Jan 14, 2019

New Wisconsin Attorney General Is X-Factor in Making a Murderer Case

One hopes for justice against dirty cops
such as Manitowoc County Sheriff'
Lt. James Lenk. Lenk infamously
"found the (incriminating) keys to
(murder victim) Halbach's vehicle inside
Avery's bedroom in plain view after
officers from Calumet County,
the state Division of Criminal Investigation
and Two Rivers Police Department
apparently did not see them in previous
searches," (Appleton Post-Crescent).
Now, a "'never-before-seen video'
shows that evidence against
the subject of the hit documentary
Making a Murderer must have been
planted or fabricated, defense
attorney Kathleen Zellner tells
Newsweek." This is a frame-up in
plain sight. The work of the new
Wisconsin attorney general will
determine the lives of the innocent.

Josh Kaul's character, or lack thereof will decide fate of innocents


Madison, Wisconsin — The truth shall make you free is an article of faith for the wrongfully convicted.

In the Wisconsin criminal case featured in Making a Murderer, an obvious case of small-town injustice is kept shielded from a new trial, lest the duplicity, corruption and misconduct defining the Manitowoc County District Attorney and Sheriff's Dept become more of a spectacle.

Still, 2019 will be a year to remember in Wisconsin legal history. Forget procedure and the rule of law. One man will decide whether the innocent live free, or die behind bars.

Not Sheboygan County Circuit Judge Angela Sutkiewicz presiding over Steven Avery's post-conviction litigation. She will likely be bounced off the case. A bureaucrat and politician has to have her priorities.

There is a new attorney general and governor in Wisconsin.

The election of Attorney General Josh Kaul (D) and Gov. Tony Evers (D) are generally presented as good news for post-conviction relief of innocents in Wisconsin.

But Gov. Evers is an empty suit on criminal justice reform and civil liberties, as Evers is on most public policy.

But Attorney General Josh Kaul appears equipped to restore the good name of the Wisconsin Dept of Justice that functioned as an adjunct of the Republican Party for the last 12 years.

Kaul had lifelong exposure to what Wisconsin police and prosecutors are capable of, before serving in the United States Attorney's Office for the District of Maryland.

Kaul did not of course campaign on the rights of the accused, post-conviction relief, challenging police misconduct or the importance of liberty in American society.
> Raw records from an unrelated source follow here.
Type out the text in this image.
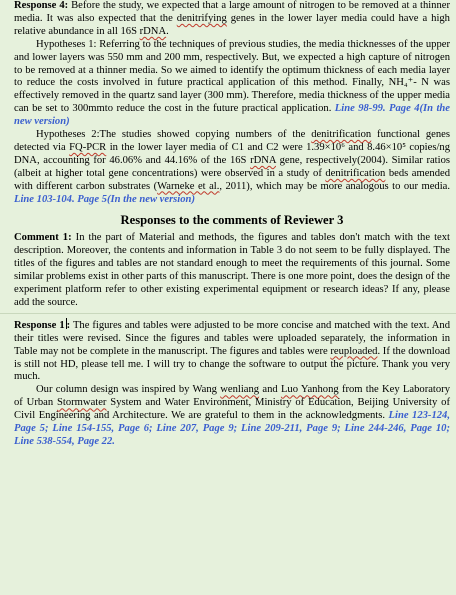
Response 4: Before the study, we expected that a large amount of nitrogen to be removed at a thinner media. It was also expected that the denitrifying genes in the lower layer media could have a high relative abundance in all 16S rDNA.

Hypotheses 1: Referring to the techniques of previous studies, the media thicknesses of the upper and lower layers was 550 mm and 200 mm, respectively. But, we expected a high capture of nitrogen to be removed at a thinner media. So we aimed to identify the optimum thickness of each media layer to reduce the costs involved in future practical application of this method. Finally, NH₄⁺- N was effectively removed in the quartz sand layer (300 mm). Therefore, media thickness of the upper media can be set to 300mmto reduce the cost in the future practical application. Line 98-99. Page 4(In the new version)

Hypotheses 2:The studies showed copying numbers of the denitrification functional genes detected via FQ-PCR in the lower layer media of C1 and C2 were 1.39×10⁶ and 8.46×10⁵ copies/ng DNA, accounting for 46.06% and 44.16% of the 16S rDNA gene, respectively(2004). Similar ratios (albeit at higher total gene concentrations) were observed in a study of denitrification beds amended with different carbon substrates (Warneke et al., 2011), which may be more analogous to our media. Line 103-104. Page 5(In the new version)

Responses to the comments of Reviewer 3

Comment 1: In the part of Material and methods, the figures and tables don't match with the text description. Moreover, the contents and information in Table 3 do not seem to be fully displayed. The titles of the figures and tables are not standard enough to meet the requirements of this journal. Some similar problems exist in other parts of this manuscript. There is one more point, does the design of the experiment platform refer to other existing experimental equipment or research ideas? If any, please add the source.

Response 1 : The figures and tables were adjusted to be more concise and matched with the text. And their titles were revised. Since the figures and tables were uploaded separately, the information in Table may not be complete in the manuscript. The figures and tables were reuploaded. If the download is still not HD, please tell me. I will try to change the software to output the picture. Thank you very much.

Our column design was inspired by Wang wenliang and Luo Yanhong from the Key Laboratory of Urban Stormwater System and Water Environment, Ministry of Education, Beijing University of Civil Engineering and Architecture. We are grateful to them in the acknowledgments. Line 123-124, Page 5; Line 154-155, Page 6; Line 207, Page 9; Line 209-211, Page 9; Line 244-246, Page 10; Line 538-554, Page 22.
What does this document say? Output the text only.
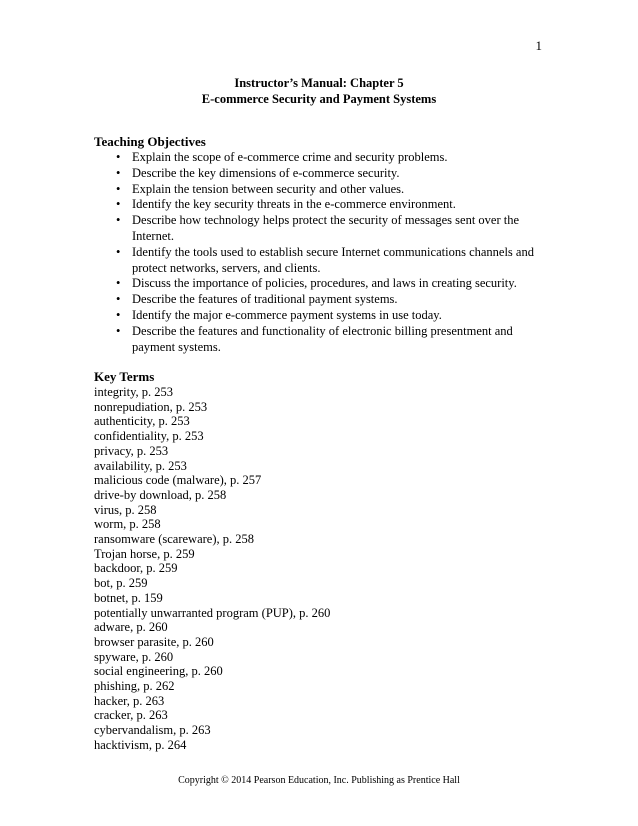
1
Instructor’s Manual: Chapter 5
E-commerce Security and Payment Systems
Teaching Objectives
• Explain the scope of e-commerce crime and security problems.
• Describe the key dimensions of e-commerce security.
• Explain the tension between security and other values.
• Identify the key security threats in the e-commerce environment.
• Describe how technology helps protect the security of messages sent over the Internet.
• Identify the tools used to establish secure Internet communications channels and protect networks, servers, and clients.
• Discuss the importance of policies, procedures, and laws in creating security.
• Describe the features of traditional payment systems.
• Identify the major e-commerce payment systems in use today.
• Describe the features and functionality of electronic billing presentment and payment systems.
Key Terms
integrity, p. 253
nonrepudiation, p. 253
authenticity, p. 253
confidentiality, p. 253
privacy, p. 253
availability, p. 253
malicious code (malware), p. 257
drive-by download, p. 258
virus, p. 258
worm, p. 258
ransomware (scareware), p. 258
Trojan horse, p. 259
backdoor, p. 259
bot, p. 259
botnet, p. 159
potentially unwarranted program (PUP), p. 260
adware, p. 260
browser parasite, p. 260
spyware, p. 260
social engineering, p. 260
phishing, p. 262
hacker, p. 263
cracker, p. 263
cybervandalism, p. 263
hacktivism, p. 264
Copyright © 2014 Pearson Education, Inc. Publishing as Prentice Hall
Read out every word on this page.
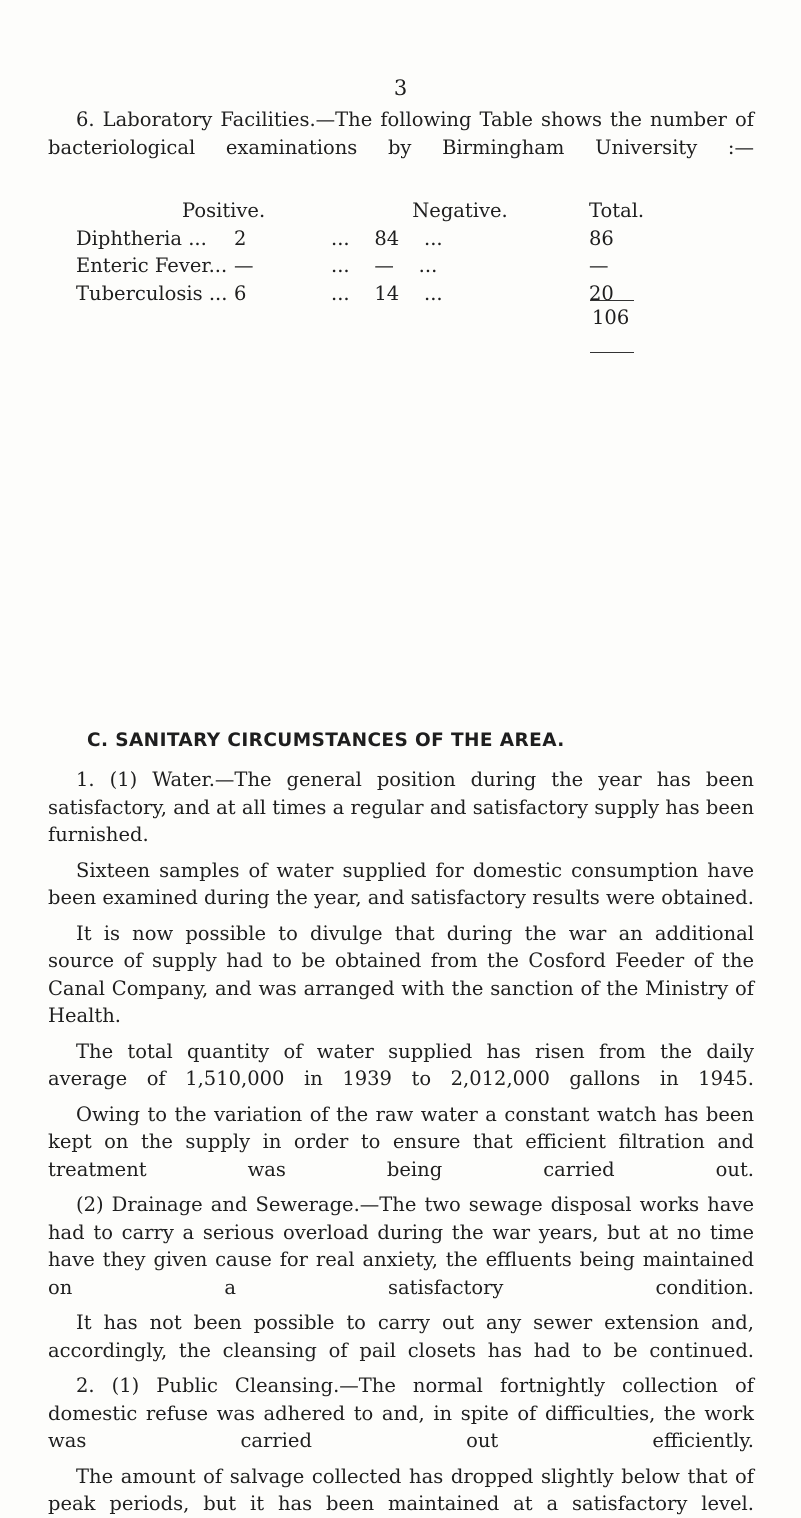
3

6. Laboratory Facilities.—The following Table shows the number of bacteriological examinations by Birmingham University :—

	Positive.	Negative.	Total.
Diphtheria ...	2	...    84    ...	86
Enteric Fever...	—	...    —    ...	—
Tuberculosis ...	6	...    14    ...	20
106
C. SANITARY CIRCUMSTANCES OF THE AREA.

1. (1) Water.—The general position during the year has been satisfactory, and at all times a regular and satisfactory supply has been furnished.

Sixteen samples of water supplied for domestic consumption have been examined during the year, and satisfactory results were obtained.

It is now possible to divulge that during the war an additional source of supply had to be obtained from the Cosford Feeder of the Canal Company, and was arranged with the sanction of the Ministry of Health.

The total quantity of water supplied has risen from the daily average of 1,510,000 in 1939 to 2,012,000 gallons in 1945.

Owing to the variation of the raw water a constant watch has been kept on the supply in order to ensure that efficient filtration and treatment was being carried out.

(2) Drainage and Sewerage.—The two sewage disposal works have had to carry a serious overload during the war years, but at no time have they given cause for real anxiety, the effluents being maintained on a satisfactory condition.

It has not been possible to carry out any sewer extension and, accordingly, the cleansing of pail closets has had to be continued.

2. (1) Public Cleansing.—The normal fortnightly collection of domestic refuse was adhered to and, in spite of difficulties, the work was carried out efficiently.

The amount of salvage collected has dropped slightly below that of peak periods, but it has been maintained at a satisfactory level.
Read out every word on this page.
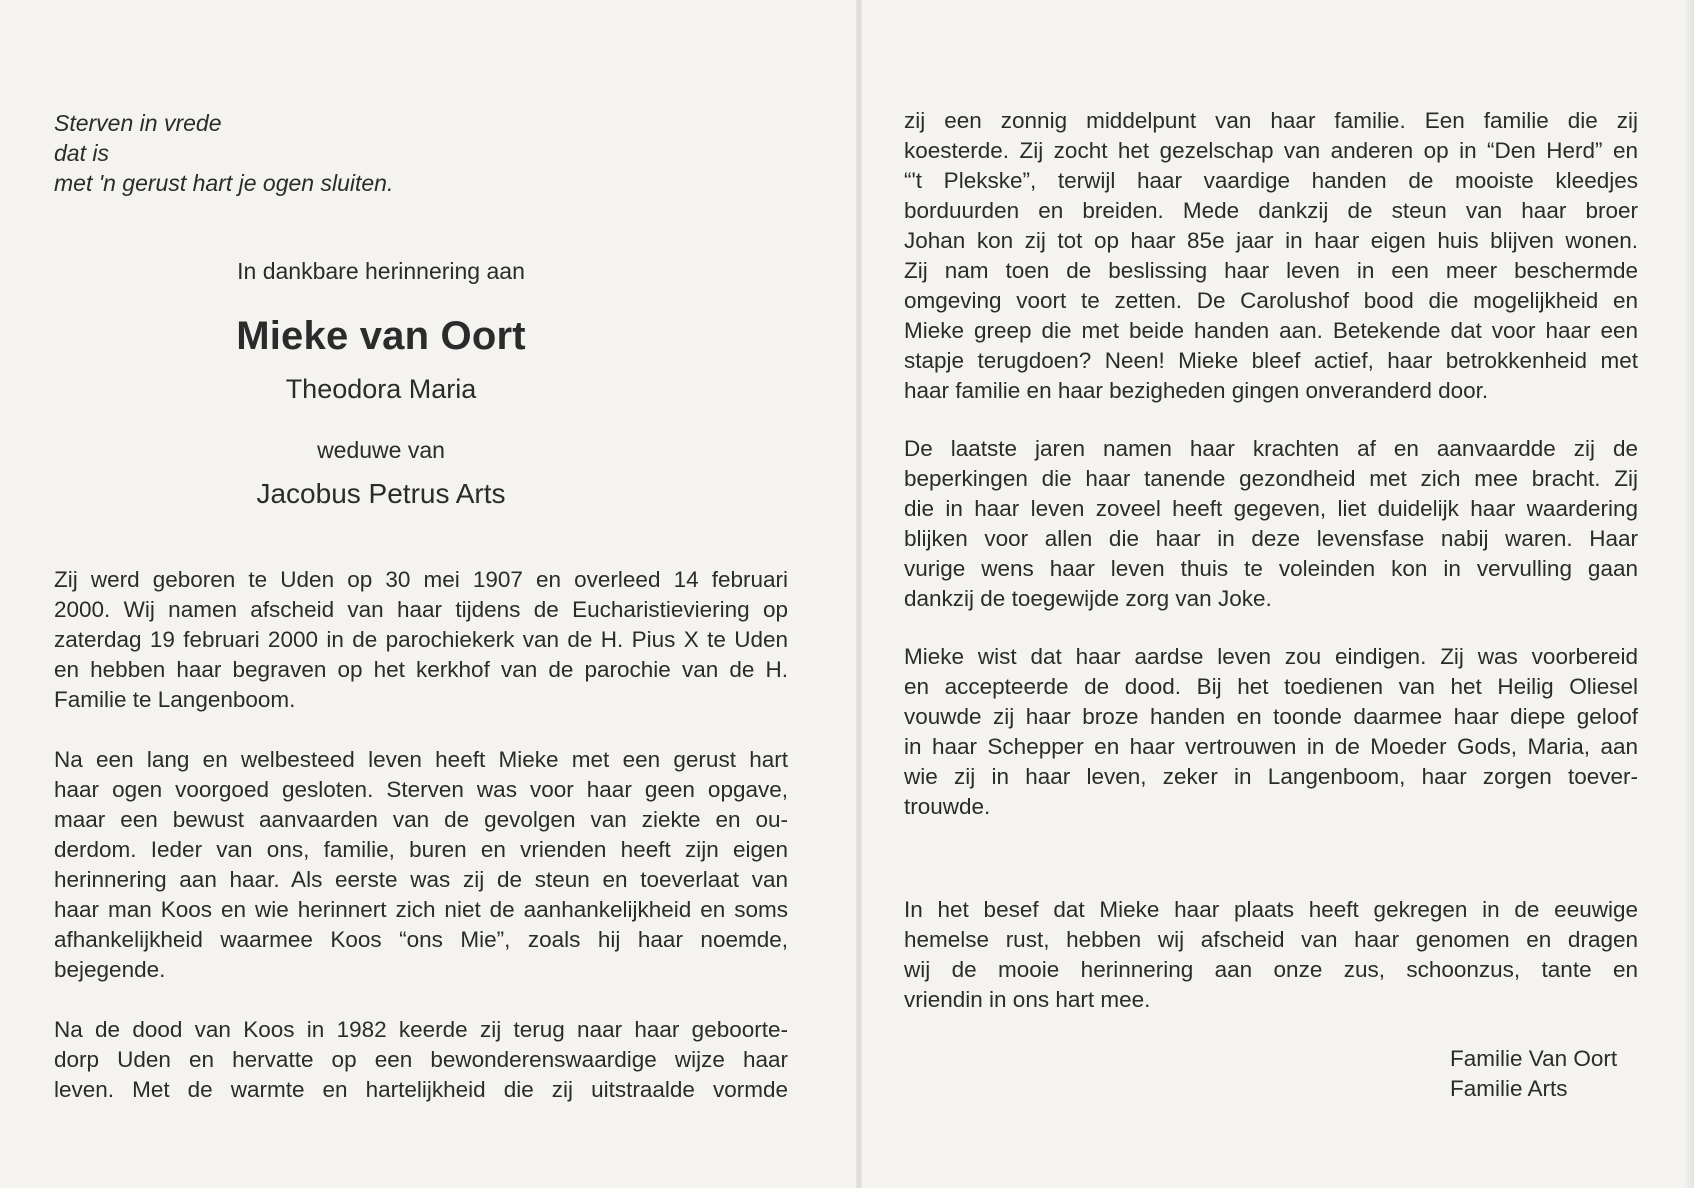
Sterven in vrede
dat is
met 'n gerust hart je ogen sluiten.
In dankbare herinnering aan
Mieke van Oort
Theodora Maria
weduwe van
Jacobus Petrus Arts
Zij werd geboren te Uden op 30 mei 1907 en overleed 14 februari
2000. Wij namen afscheid van haar tijdens de Eucharistieviering op
zaterdag 19 februari 2000 in de parochiekerk van de H. Pius X te Uden
en hebben haar begraven op het kerkhof van de parochie van de H.
Familie te Langenboom.
Na een lang en welbesteed leven heeft Mieke met een gerust hart
haar ogen voorgoed gesloten. Sterven was voor haar geen opgave,
maar een bewust aanvaarden van de gevolgen van ziekte en ou-
derdom. Ieder van ons, familie, buren en vrienden heeft zijn eigen
herinnering aan haar. Als eerste was zij de steun en toeverlaat van
haar man Koos en wie herinnert zich niet de aanhankelijkheid en soms
afhankelijkheid waarmee Koos “ons Mie”, zoals hij haar noemde,
bejegende.
Na de dood van Koos in 1982 keerde zij terug naar haar geboorte-
dorp Uden en hervatte op een bewonderenswaardige wijze haar
leven. Met de warmte en hartelijkheid die zij uitstraalde vormde
zij een zonnig middelpunt van haar familie. Een familie die zij
koesterde. Zij zocht het gezelschap van anderen op in “Den Herd” en
“'t Plekske”, terwijl haar vaardige handen de mooiste kleedjes
borduurden en breiden. Mede dankzij de steun van haar broer
Johan kon zij tot op haar 85e jaar in haar eigen huis blijven wonen.
Zij nam toen de beslissing haar leven in een meer beschermde
omgeving voort te zetten. De Carolushof bood die mogelijkheid en
Mieke greep die met beide handen aan. Betekende dat voor haar een
stapje terugdoen? Neen! Mieke bleef actief, haar betrokkenheid met
haar familie en haar bezigheden gingen onveranderd door.
De laatste jaren namen haar krachten af en aanvaardde zij de
beperkingen die haar tanende gezondheid met zich mee bracht. Zij
die in haar leven zoveel heeft gegeven, liet duidelijk haar waardering
blijken voor allen die haar in deze levensfase nabij waren. Haar
vurige wens haar leven thuis te voleinden kon in vervulling gaan
dankzij de toegewijde zorg van Joke.
Mieke wist dat haar aardse leven zou eindigen. Zij was voorbereid
en accepteerde de dood. Bij het toedienen van het Heilig Oliesel
vouwde zij haar broze handen en toonde daarmee haar diepe geloof
in haar Schepper en haar vertrouwen in de Moeder Gods, Maria, aan
wie zij in haar leven, zeker in Langenboom, haar zorgen toever-
trouwde.
In het besef dat Mieke haar plaats heeft gekregen in de eeuwige
hemelse rust, hebben wij afscheid van haar genomen en dragen
wij de mooie herinnering aan onze zus, schoonzus, tante en
vriendin in ons hart mee.
Familie Van Oort
Familie Arts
The mob that is the electorate does not comprehend such matters deriving from Constitutional niceties, though this condition may be improving.

Josh Kaul, Fond du Lac-Oshkosh boy made good, will likely not become another Roberts Jackson.

But supporters of the wrongfully convicted Steven Avery and Brendan Dassey look to Kaul with modest hopes: To work with Avery's post-conviction attorney, Kathleen Zellner, and good-faith adherence to post-conviction procedure and transparency.

In so many words, simple decency, ethics and the light of day, a professional climate that cannot sustain these wrongful convictions anymore.

Carole Davis, a supporter of the wrongfully convicted, asks of Josh Kaul in part, "are you an honest man."
I don't know the answer to Davis' question. I do know conviction, imprisoning and defending the indefeasible is standard fare of too many jurists who out of convenience and career destroy the lives of those whom they know to be innocent. Penny Brummer is another living example.

Josh Kaul is on political probation with this Wisconsin citizen. I have seen too much to be surprised by anything Kaul may do vis s vis Avery and Dassey.

Surveying social media the last several months, lay supporters of the innocents appear scared, knowing that a dedicated attorney general who would act from malice and other base motives is among the most dangerous people this republic can produce.

But who would have thought that an obscure Netflix docu-series could so move millions so that a provincial and corrupt county in east-central Wisconsin becomes the focus of demands for simple justice?

Social currents, ripples of creation and good deed, nourished by light can conspire to make one person ensure that Avery and Dassey go free.

Who is Josh Kaul?

Less than a drop in the great, blue motion of the sunlit sea, a drop who may yet sparkle through history and the lives of innocents.